Nesta modalidade, disputou campeonatos e integrou a seleção nacional. Pouco depois, começou também no atletismo paralímpico, tendo praticado as duas modalidades entre 2006 e 2010. Em 2008, Beth defendeu a seleção brasileira de basquete nos Jogos Paralímpicos de Pequim, na China. Dois anos depois, viu-se forçada a escolher uma das seleções, a de basquete em cadeira de rodas ou a de atletismo. Em 2011, fixou-se no atletismo e disputou os Jogos Parapan-Americanos de Guadalajara, no México, nas modalidades de arremesso de peso, disco e dardo.
Atualmente, Beth convive com a esclerose múltipla, que para ela serve como impulso e não obstáculo, já que, a partir disso fez história nas Paralimpíadas:
"A esclerose múltipla é minha amiga. Ela caminha ao meu lado, mas eu vou sempre vencê-la".
Segundo Beth, a esclerose múltipla leva a períodos de fadiga. Por isso, sua treinadora, Rose Farias, se aprofunda em estudos sobre a esclerose juntamente com a irmã de Beth, que é neurologista e especialista na doença.
“Então, [a treinadora] não passa mais do que eu posso fazer.
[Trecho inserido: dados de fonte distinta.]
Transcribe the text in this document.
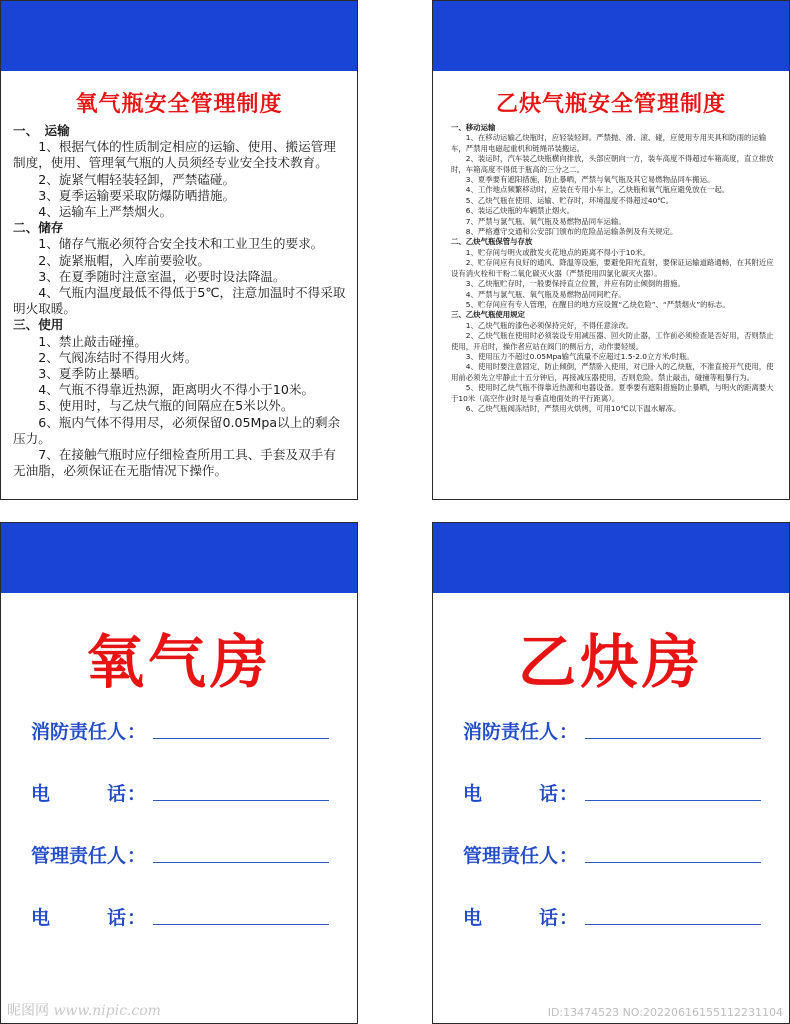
氧气瓶安全管理制度
一、　运输
1、根据气体的性质制定相应的运输、使用、搬运管理制度，使用、管理氧气瓶的人员须经专业安全技术教育。
2、旋紧气帽轻装轻卸，严禁磕碰。
3、夏季运输要采取防爆防晒措施。
4、运输车上严禁烟火。
二、储存
1、储存气瓶必须符合安全技术和工业卫生的要求。
2、旋紧瓶帽，入库前要验收。
3、在夏季随时注意室温，必要时设法降温。
4、气瓶内温度最低不得低于5℃，注意加温时不得采取明火取暖。
三、使用
1、禁止敲击碰撞。
2、气阀冻结时不得用火烤。
3、夏季防止暴晒。
4、气瓶不得靠近热源，距离明火不得小于10米。
5、使用时，与乙炔气瓶的间隔应在5米以外。
6、瓶内气体不得用尽，必须保留0.05Mpa以上的剩余压力。
7、在接触气瓶时应仔细检查所用工具、手套及双手有无油脂，必须保证在无脂情况下操作。
乙炔气瓶安全管理制度
一、移动运输
1、在移动运输乙炔瓶时，应轻装轻卸。严禁抛、滑、滚、碰，应使用专用夹具和防雨的运输车，严禁用电磁起重机和链绳吊装搬运。
2、装运时，汽车装乙炔瓶横向排放，头部应朝向一方，装车高度不得超过车箱高度，直立排放时，车箱高度不得低于瓶高的三分之二。
3、夏季要有遮阳措施，防止暴晒，严禁与氧气瓶及其它易燃物品同车搬运。
4、工作地点频繁移动时，应装在专用小车上，乙炔瓶和氧气瓶应避免放在一起。
5、乙炔气瓶在使用、运输、贮存时，环境温度不得超过40℃。
6、装运乙炔瓶的车辆禁止烟火。
7、严禁与氯气瓶、氧气瓶及易燃物品同车运输。
8、严格遵守交通和公安部门颁布的危险品运输条例及有关规定。
二、乙炔气瓶保管与存放
1、贮存间与明火或散发火花地点的距离不得小于10米。
2、贮存间应有良好的通风、降温等设施，要避免阳光直射，要保证运输道路通畅，在其附近应设有消火栓和干粉二氧化碳灭火器（严禁使用四氯化碳灭火器）。
3、乙炔瓶贮存时，一般要保持直立位置，并应有防止倾倒的措施。
4、严禁与氯气瓶、氧气瓶及易燃物品同间贮存。
5、贮存间应有专人管理，在醒目的地方应设置“乙炔危险”、“严禁烟火”的标志。
三、乙炔气瓶使用规定
1、乙炔气瓶的漆色必须保持完好，不得任意涂改。
2、乙炔气瓶在使用时必须装设专用减压器、回火防止器，工作前必须检查是否好用，否则禁止使用，开启时，操作者应站在阀门的侧后方，动作要轻缓。
3、使用压力不超过0.05Mpa输气流量不应超过1.5-2.0立方米/时瓶。
4、使用时要注意固定，防止倾倒，严禁卧入使用，对已卧入的乙炔瓶，不准直接开气使用，使用前必须先立牢静止十五分钟后，再接减压器使用，否则危险。禁止敲击，碰撞等粗暴行为。
5、使用时乙炔气瓶不得靠近热源和电器设备。夏季要有遮阳措施防止暴晒，与明火的距离要大于10米（高空作业时是与垂直地面处的平行距离）。
6、乙炔气瓶阀冻结时，严禁用火烘烤，可用10℃以下温水解冻。
氧气房
消防责任人 ：
电　　　话 ：
管理责任人 ：
电　　　话 ：
昵图网 www.nipic.com
乙炔房
消防责任人 ：
电　　　话 ：
管理责任人 ：
电　　　话 ：
ID:13474523 NO:20220616155112231104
Foi tudo preparado para acontecer como em Kobe (no Japão, pelo Mundial de 2024), em que também disputei as duas provas no mesmo dia. Consegui conciliar, descansar e trazer as medalhas (ouro no disco e prata no peso)”, explicou.
Colecionadora de pódios, Beth Gomes tem ouro no lançamento de disco e prata no arremesso de peso no Mundial de Kobe 2024; ouro no arremesso de peso e no lançamento de disco no Mundial Paris 2023; ouro no lançamento de disco nos Jogos Paralímpicos de Tóquio 2020; ouro no lançamento de disco no Mundial Dubai 2019; bronze no arremesso de peso no Mundial Doha 2015; tudo isso além de medalhas em edições de Jogos Parapan-Americanos de 2015, 2019 e 2023.
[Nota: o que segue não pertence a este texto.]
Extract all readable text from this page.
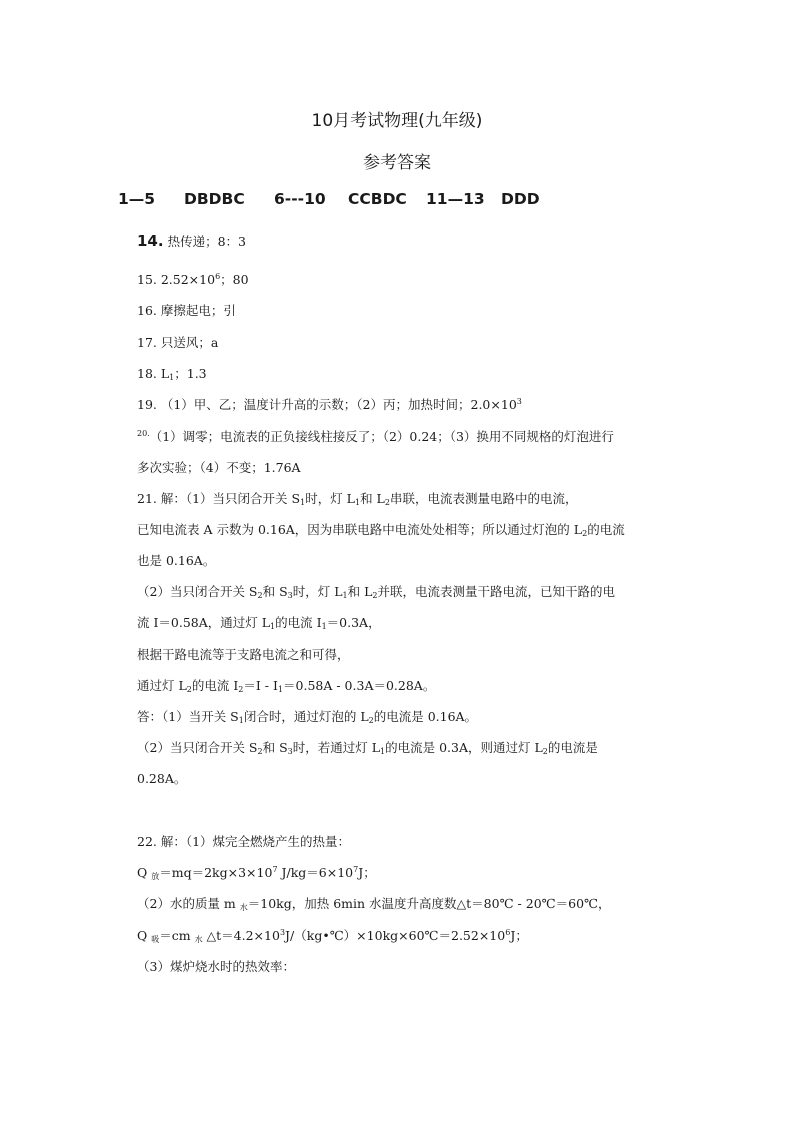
10月考试物理(九年级)
参考答案
1—5 DBDBC 6---10 CCBDC 11—13 DDD
14. 热传递；8：3
15. $2.52\times 10^6$；80
16. 摩擦起电；引
17. 只送风；a
18. $L_1$；1.3
19. （1）甲、乙；温度计升高的示数；（2）丙；加热时间；$2.0\times 10^3$
$^{20.}$（1）调零；电流表的正负接线柱接反了；（2）0.24；（3）换用不同规格的灯泡进行
多次实验；（4）不变；1.76A
21. 解：（1）当只闭合开关 $S_1$时，灯 $L_1$和 $L_2$串联，电流表测量电路中的电流，
已知电流表 A 示数为 0.16A，因为串联电路中电流处处相等；所以通过灯泡的 $L_2$的电流
也是 0.16A。
（2）当只闭合开关 $S_2$和 $S_3$时，灯 $L_1$和 $L_2$并联，电流表测量干路电流，已知干路的电
流 I＝0.58A，通过灯 $L_1$的电流 $I_1=0.3A$，
根据干路电流等于支路电流之和可得，
通过灯 $L_2$的电流 $I_2=I - I_1=0.58A - 0.3A=0.28A$。
答：（1）当开关 $S_1$闭合时，通过灯泡的 $L_2$的电流是 0.16A。
（2）当只闭合开关 $S_2$和 $S_3$时，若通过灯 $L_1$的电流是 0.3A，则通过灯 $L_2$的电流是
0.28A。
22. 解：（1）煤完全燃烧产生的热量：
Q $_放=mq=2kg\times 3\times 10^7$ $J/kg=6\times 10^7J$；
（2）水的质量 m $_水$＝10kg，加热 6min 水温度升高度数△t＝80℃ - 20℃＝60℃，
Q $_吸$＝cm $_水$ $\triangle t=4.2\times 10^3J/(kg•℃)\times 10kg\times 60℃=2.52\times 10^6J$；
（3）煤炉烧水时的热效率：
"(Para alcançar tantos objetivos) Tem que abdicar de muitas coisas para ter o que se almeja, além de respeitar o treinador e os outros atletas. É difícil, é custo, não tem verba no começo para viajar e competir, então tem que ir na raça, mas se não desistir e focar, a vez de cada um chega", concluiu ela, que é palestrante, dirigente da Associação de Esclerose Múltipla da Baixada Santista e sonha criar um instituto com seu nome para apoiar pessoas com deficiência, idosos e crianças da rua.